Taken together, the results indicate that HLA-DRB5 potentially functions in the pathogenicity or progress of PE by working differentially in the antigen presentation process through the local protein structure changes endued by the single nucleotide polymorphisms. HLA-DQB1 may contribute to PE by similar mechanisms.
5. A multi-gene model predicts Chinese women with high preeclampsia risk accurately
The genotypes of the three genetic loci in HLA-DRB5 were tested for the capability to predict the PE risk of Chinese women. A Support Vector Machine (SVM) model was trained only with the three loci of single nucleotide polymorphisms, and the Chinese validation cohort was predicted with the model.
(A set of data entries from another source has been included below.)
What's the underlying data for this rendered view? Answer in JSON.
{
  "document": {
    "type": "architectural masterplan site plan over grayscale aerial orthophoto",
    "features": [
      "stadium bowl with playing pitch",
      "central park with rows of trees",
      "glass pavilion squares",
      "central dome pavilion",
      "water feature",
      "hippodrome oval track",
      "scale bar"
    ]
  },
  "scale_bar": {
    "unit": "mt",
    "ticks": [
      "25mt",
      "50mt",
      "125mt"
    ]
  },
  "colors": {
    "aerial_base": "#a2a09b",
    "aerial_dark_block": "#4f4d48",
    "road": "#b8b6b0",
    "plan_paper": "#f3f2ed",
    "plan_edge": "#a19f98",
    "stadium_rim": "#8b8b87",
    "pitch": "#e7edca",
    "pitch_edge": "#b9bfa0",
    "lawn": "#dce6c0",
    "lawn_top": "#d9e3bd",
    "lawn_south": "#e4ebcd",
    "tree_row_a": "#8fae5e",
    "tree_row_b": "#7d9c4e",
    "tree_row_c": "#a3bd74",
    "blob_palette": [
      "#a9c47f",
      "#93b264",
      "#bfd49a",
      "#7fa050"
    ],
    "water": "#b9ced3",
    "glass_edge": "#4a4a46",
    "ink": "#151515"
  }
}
The 5-fold cross-validated average Area Under the Receiver Operating Characteristic Curve (ROC-AUC) reaches 0.65 while the accuracy reaches 0.69 (Fig. 5A). The model performs as well as those developed previously that are based on both the genotypes of 5 or 8 PE risk loci and clinical factors [31]. We also included the 8 previously identified loci and the age and BMI at pregnancy, and trained different regression or machine learning models. The AUC of ROCs is close to each other, averagely 0.83, 0.82, 0.85 and 0.84 for SVM, Logistic Regression (LR), Random Forest (RF) and Naïve Bayes (NB) models, respectively (Fig. 5B). A voting-based stacking model was built with the four primary models, but its performance is not better than individual ones (Fig. 5B). Other performance items such as Sensitivity (Sn), Specificity (Sp), Accuracy (Acc), Precision (Pre), F1-score and Mathews Correlation Coefficient (MCC) were also evaluated and compared. Generally, the SVM model shows best performance, outperforming the LR, RF and NB ones (Fig. 5C). The model can reach a sensitivity of 0.63 at a high specificity of 0.92 to predict the cases with high PE risk in Chinese pregnancy population (Fig. 5C).